Mill Neck Center for the Deaf is bringing American Sign Language to home plate this spring, partnering with the New York Mets for a Deaf Awareness Night on May 26 at Citi Field in Queens.
The event is expected to draw thousands of fans and marks the largest sports partnership the Mill Neck Family of Organizations has ever undertaken. It’s also the Mets’ only nonprofit partnership of the night, which gives the Nassau County-based organization a platform that most advocacy groups rarely get.
Students, staff, and community members from Mill Neck will take part in several on-field moments. That includes performing the national anthem in American Sign Language, throwing out the ceremonial first pitch, and honoring staff with the Amazin’ Award. An information table will be set up inside the stadium so attendees can learn about Mill Neck’s programs and find ways to support its work.

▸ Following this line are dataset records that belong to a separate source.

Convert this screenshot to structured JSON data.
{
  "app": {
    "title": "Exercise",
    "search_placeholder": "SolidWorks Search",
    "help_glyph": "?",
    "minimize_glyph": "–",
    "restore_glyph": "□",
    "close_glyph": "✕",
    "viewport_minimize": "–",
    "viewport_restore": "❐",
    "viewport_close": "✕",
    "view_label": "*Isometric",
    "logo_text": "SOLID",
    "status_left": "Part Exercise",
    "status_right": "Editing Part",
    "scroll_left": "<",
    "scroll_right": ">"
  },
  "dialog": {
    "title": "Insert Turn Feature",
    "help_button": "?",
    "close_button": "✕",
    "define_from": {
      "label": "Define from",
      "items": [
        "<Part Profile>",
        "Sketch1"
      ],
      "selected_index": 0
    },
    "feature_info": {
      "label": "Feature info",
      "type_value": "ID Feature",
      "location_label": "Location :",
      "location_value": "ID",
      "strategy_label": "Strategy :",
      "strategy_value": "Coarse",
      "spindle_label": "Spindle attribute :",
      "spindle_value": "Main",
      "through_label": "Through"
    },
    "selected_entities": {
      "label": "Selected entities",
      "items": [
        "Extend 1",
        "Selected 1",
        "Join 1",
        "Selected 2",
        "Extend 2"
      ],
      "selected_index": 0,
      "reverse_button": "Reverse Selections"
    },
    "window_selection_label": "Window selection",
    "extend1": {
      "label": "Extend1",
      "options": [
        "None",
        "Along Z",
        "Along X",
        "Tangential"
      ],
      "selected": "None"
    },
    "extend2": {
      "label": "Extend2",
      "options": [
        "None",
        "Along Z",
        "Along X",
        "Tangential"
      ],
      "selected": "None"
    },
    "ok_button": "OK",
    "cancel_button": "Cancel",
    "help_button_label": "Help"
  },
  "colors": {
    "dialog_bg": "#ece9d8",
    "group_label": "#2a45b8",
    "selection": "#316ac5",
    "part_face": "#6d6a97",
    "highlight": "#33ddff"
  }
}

Tickets run $60 per person, with seating in Sections 107, 108, 109, and 110.
For Timothy Charon, chief operating officer of the Mill Neck Family of Organizations, a night like this isn’t a novelty. It’s a reflection of what his team does every single day. “For us here, that’s every day of our lives,” he said. “It’s important to continue to advocate for that community so they have an equitable seat at the table, an equitable chance to live the same lives as everybody else.”
That advocacy goes back nearly 80 years. The Mill Neck Family of Organizations was founded in 1947 by the Lutheran Friends of the Deaf to fill a serious gap in deaf education along the East Coast. What started as a focused educational mission has grown into a full-service nonprofit serving deaf and hard-of-hearing individuals as well as people with developmental disabilities. Programs now cover job training and coaching, independent living support, interpreting services, and day and community programs, offering support from early childhood through adulthood.

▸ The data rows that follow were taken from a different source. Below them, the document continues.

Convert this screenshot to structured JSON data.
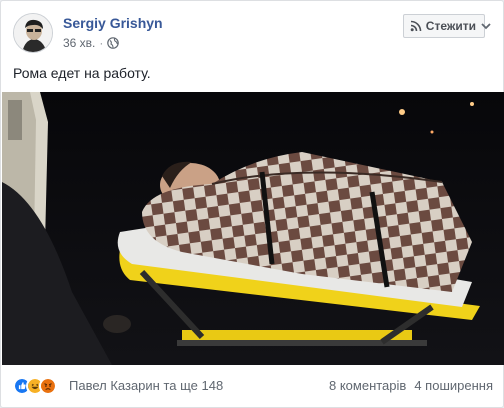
{
  "post": {
    "author": "Sergiy Grishyn",
    "time": "36 хв.",
    "separator": "·",
    "follow_label": "Стежити",
    "text": "Рома едет на работу."
  },
  "footer": {
    "reactors": "Павел Казарин та ще 148",
    "comments": "8 коментарів",
    "shares": "4 поширення"
  },
  "icons": {
    "privacy": "globe-icon",
    "follow": "rss-icon",
    "menu": "chevron-down-icon",
    "reactions": [
      "like-icon",
      "haha-icon",
      "angry-icon"
    ]
  },
  "colors": {
    "author": "#385898",
    "like": "#1877f2",
    "haha": "#f7b125",
    "angry": "#e9710f"
  }
}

Dr. Bradley Porche, superintendent of Mill Neck Manor School for the Deaf, said the Mets partnership puts a spotlight on something the school works toward constantly. “The impact of Mill Neck is seen in our strong partnership with families,” he told Long Island Press. “Our students go on to lead successful, independent lives, and that is the greatest measure of our work.”

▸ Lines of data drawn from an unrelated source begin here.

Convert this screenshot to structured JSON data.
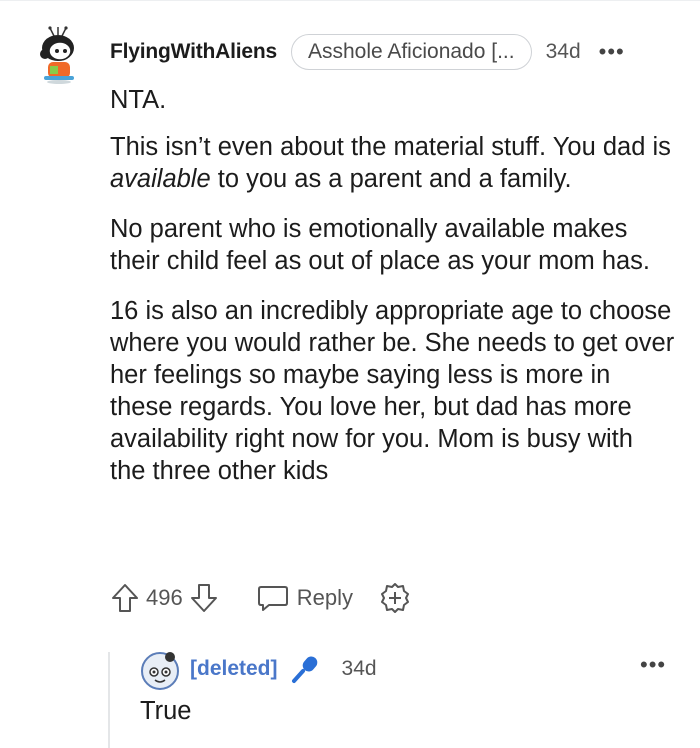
{
  "comment": {
    "username": "FlyingWithAliens",
    "flair": "Asshole Aficionado [...",
    "age": "34d",
    "more_label": "•••",
    "paragraphs": {
      "p1": "NTA.",
      "p2_before": "This isn’t even about the material stuff. You dad is ",
      "p2_em": "available",
      "p2_after": " to you as a parent and a family.",
      "p3": "No parent who is emotionally available makes their child feel as out of place as your mom has.",
      "p4": "16 is also an incredibly appropriate age to choose where you would rather be. She needs to get over her feelings so maybe saying less is more in these regards. You love her, but dad has more availability right now for you. Mom is busy with the three other kids"
    },
    "actions": {
      "score": "496",
      "reply_label": "Reply"
    }
  },
  "reply": {
    "username": "[deleted]",
    "age": "34d",
    "more_label": "•••",
    "text": "True"
  },
  "colors": {
    "text": "#1c1c1c",
    "muted": "#555555",
    "deleted_user": "#4a77c9",
    "mic_icon": "#2a6fd6",
    "thread_line": "#e4e6e8"
  },
  "icons": {
    "upvote": "upvote-arrow-icon",
    "downvote": "downvote-arrow-icon",
    "reply": "speech-bubble-icon",
    "award": "award-plus-icon",
    "mic": "microphone-icon"
  }
}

Fully inclusive. That’s the standard Kelly Barbu, director of events at Mill Neck Family of Organizations, is holding the May 26 event to. Interpreters will be placed throughout Citi Field, and the programming is designed to be accessible and family-friendly from start to finish. Barbu said the response from students, families, and the broader community has already been overwhelmingly positive, well before the first pitch is thrown.
“We really want to expose our community to a typical game experience, but in a way that’s fully inclusive and accessible, so everyone can be part of it,” Barbu said.
That goal, making mainstream public spaces genuinely work for deaf and hard-of-hearing individuals rather than just technically accommodate them, sits at the heart of what Mill Neck does. According to the National Institute on Deafness and Other Communication Disorders, roughly 15% of American adults report some degree of hearing loss, a figure that makes the push for accessible public events less a niche concern and more a broad community issue. On Long Island, where Mill Neck has spent decades building interpreting networks and employment pipelines, that work is visible in schools, workplaces, and now, a major league ballpark.
The Mill Neck Family of Organizations runs programs across Nassau County and beyond, and the Citi Field event gives the public a concrete look at what access actually means in a crowded, loud, high-energy venue. Seating in Sections 107, 108, 109, and 110 puts attendees close to the field action, and the on-field ASL anthem performance alone is likely to draw attention from fans who have never considered what a fully accessible ballpark experience could look like.
Mill Neck has used sports partnerships to raise awareness before, but Charon and his team are clear that a Mets game in late May is just one night in a much longer calendar of work. The organization’s interpreting services, job coaching, and school programs run year-round, serving individuals from early education through independent living and employment. The event on May 26 gives the public a chance to see that mission in action, in one of the loudest and most public settings imaginable.